Ohm defined resistance as the mathematical ratio between applied voltage and resulting current. This formula become known as Ohm’s Law, perhaps the most basic formula in all of electrical science (shown here in three different forms, each one solving for a different variable):

\[R = {V \over I} \hskip 30pt V = IR \hskip 30pt I = {V \over R}\]

Verbally expressed, resistance is how much voltage it takes to force a certain rate of current through a conductive material. Many materials have relatively stable resistances, while others do not. Devices called resistors are sold which are manufactured to possess a very precise amount of resistance, for the purpose of limiting current in circuits (among other things).

Here is an example of Ohm’s Law in action: calculate the amount of current in a circuit with a voltage source of 25 V and a total resistance of 3500 \(\Omega\). Taking 25 volts and dividing by 3500 ohms, you should arrive at a result of 0.007143 amperes, or 7.143 milliamperes (7.143 mA).

One of the most challenging aspect of Ohm’s Law is remembering to keep all variables in context.
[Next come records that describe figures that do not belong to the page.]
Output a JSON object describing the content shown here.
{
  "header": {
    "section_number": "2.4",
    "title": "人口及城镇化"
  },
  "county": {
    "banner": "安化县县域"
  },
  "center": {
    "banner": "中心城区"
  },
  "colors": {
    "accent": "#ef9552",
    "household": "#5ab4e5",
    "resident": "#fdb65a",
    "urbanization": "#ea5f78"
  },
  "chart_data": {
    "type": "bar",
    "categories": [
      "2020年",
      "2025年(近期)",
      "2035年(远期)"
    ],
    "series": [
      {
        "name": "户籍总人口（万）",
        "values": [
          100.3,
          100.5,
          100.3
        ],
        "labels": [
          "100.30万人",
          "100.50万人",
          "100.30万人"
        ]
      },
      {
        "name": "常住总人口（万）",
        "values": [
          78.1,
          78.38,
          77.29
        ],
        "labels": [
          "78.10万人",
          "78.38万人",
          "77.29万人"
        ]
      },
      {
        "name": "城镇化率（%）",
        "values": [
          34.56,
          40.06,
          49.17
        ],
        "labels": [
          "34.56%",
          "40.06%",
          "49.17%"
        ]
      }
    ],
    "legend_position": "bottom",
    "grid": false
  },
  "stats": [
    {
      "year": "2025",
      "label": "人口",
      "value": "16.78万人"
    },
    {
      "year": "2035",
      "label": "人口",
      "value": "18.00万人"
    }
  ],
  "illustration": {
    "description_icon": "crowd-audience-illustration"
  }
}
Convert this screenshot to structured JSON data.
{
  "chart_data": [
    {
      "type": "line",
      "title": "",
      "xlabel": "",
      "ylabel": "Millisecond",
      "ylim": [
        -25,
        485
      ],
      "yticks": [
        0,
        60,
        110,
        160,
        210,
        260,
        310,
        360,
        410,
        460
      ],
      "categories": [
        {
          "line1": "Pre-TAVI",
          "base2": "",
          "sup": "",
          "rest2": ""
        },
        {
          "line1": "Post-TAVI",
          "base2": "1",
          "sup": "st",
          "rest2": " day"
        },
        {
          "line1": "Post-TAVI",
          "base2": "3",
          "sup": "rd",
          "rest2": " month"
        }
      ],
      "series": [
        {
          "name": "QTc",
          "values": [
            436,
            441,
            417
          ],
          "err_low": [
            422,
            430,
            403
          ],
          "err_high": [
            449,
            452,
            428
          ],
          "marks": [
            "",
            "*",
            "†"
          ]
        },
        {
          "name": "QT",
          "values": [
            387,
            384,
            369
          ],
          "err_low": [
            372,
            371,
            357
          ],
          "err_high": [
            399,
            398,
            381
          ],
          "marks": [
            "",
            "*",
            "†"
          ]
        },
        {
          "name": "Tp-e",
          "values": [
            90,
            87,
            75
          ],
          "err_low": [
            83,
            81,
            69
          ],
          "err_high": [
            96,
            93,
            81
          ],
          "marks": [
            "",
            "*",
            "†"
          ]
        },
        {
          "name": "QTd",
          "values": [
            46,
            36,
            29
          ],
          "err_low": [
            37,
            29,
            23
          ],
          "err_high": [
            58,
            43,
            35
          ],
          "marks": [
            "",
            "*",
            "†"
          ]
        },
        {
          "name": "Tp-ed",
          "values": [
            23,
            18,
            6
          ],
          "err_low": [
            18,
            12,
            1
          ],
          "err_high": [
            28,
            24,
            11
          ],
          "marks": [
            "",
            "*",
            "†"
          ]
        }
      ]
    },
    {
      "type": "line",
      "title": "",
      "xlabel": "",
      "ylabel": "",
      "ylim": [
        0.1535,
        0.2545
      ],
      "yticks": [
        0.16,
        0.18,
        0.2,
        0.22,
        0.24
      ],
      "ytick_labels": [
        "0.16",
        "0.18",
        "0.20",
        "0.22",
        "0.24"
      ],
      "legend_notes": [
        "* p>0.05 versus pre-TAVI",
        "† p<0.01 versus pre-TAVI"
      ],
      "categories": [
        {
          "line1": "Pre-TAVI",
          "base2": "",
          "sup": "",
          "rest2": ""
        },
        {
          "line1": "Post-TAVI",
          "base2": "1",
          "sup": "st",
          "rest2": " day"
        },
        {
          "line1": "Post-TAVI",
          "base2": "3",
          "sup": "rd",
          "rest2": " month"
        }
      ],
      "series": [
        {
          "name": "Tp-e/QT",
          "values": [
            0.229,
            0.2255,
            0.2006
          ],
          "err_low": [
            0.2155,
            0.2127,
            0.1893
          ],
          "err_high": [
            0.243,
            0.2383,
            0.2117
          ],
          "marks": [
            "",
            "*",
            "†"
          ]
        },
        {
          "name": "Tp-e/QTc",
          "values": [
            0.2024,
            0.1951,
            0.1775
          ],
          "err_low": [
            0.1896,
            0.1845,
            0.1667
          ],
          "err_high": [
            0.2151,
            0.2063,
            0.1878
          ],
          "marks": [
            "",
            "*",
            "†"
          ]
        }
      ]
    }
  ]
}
This is a common problem for many students when studying physics as well: none of the equations learned in a physics class will yield the correct results unless all the variables relate to the same object or situation. For instance, it would make no sense to try to calculate the kinetic energy of a moving object (\(E = {1 \over 2}mv^2\)) by taking the mass of one object (\(m\)) and multiplying it by the square of the velocity of some other object (\(v^2\)). Likewise, with Ohm’s Law, we must make sure the voltage, current, and resistance values we are using all relate to the same portion of the same circuit.

If the circuit in question has only one source of voltage, one resistance, and one path for current, we cannot mis-apply Ohm’s Law. Expressing the previous example in a schematic diagram:

However, if we look at a more complex circuit, we encounter the potential for mis-application of Ohm’s Law because we have multiple resistances in the circuit rather than just one resistance:

Which resistance do we use to calculate current in this circuit? Do we divide our 25 volts by 3500 ohms like we did last time, or do we divide it by 1500 ohms, or something entirely different? The answer to this question lies in the identification of voltages and currents. We know that the 25 volt potential will be impressed across the total of the two resistances \(R_1\) and \(R_2\), and since there is only one path for current they must share the same current. Thus, we actually have three voltages (\(V_1\), \(V_2\), and \(V_{total}\)), three resistances (\(R_1\), \(R_2\), and \(R_{total}\)), and only one current (\(I\)):

Using the \(V = IR\) form of Ohm’s Law to relate these three voltages (\(V_1\), \(V_2\), and \(V_{total}\)) to the one current (\(I\)), we end up with three equations for this circuit:

\[V_{1} = I R_{1}\]

\[V_{2} = I R_{2}\]

\[V_{total} = I R_{total} = I (R_1 + R_2)\]

We can only solve for one unknown variable at a time in any equation. This means we cannot solve for \(V_1\) yet, because although we do know the value of resistor \(R_1\) (3500 ohms), we do not yet know the circuit’s current (\(I\)). Likewise for \(V_2\), because we do not yet know the value of \(I\). However, the third equation is solvable, since we happen to know the total voltage as well as both resistor values, leaving circuit current \(I\) as the only unknown variable. Manipulating this equation and solving for \(I\):

\[I = {V_{total} \over R_{total}} = {V_{total} \over R_1 + R_2} = {25 \hbox{ V}\over 3500 \> \Omega + 1500 \> \Omega} = 0.005 \hbox{ A} = 5 \hbox{ mA}\]

Now that we know the amount of current in this circuit, we may solve for \(V_1\) and \(V_2\) in the other equations to find that the voltage across resistor \(R_1\) is 17.5 volts, and that the voltage across resistor \(R_2\) is 7.5 volts.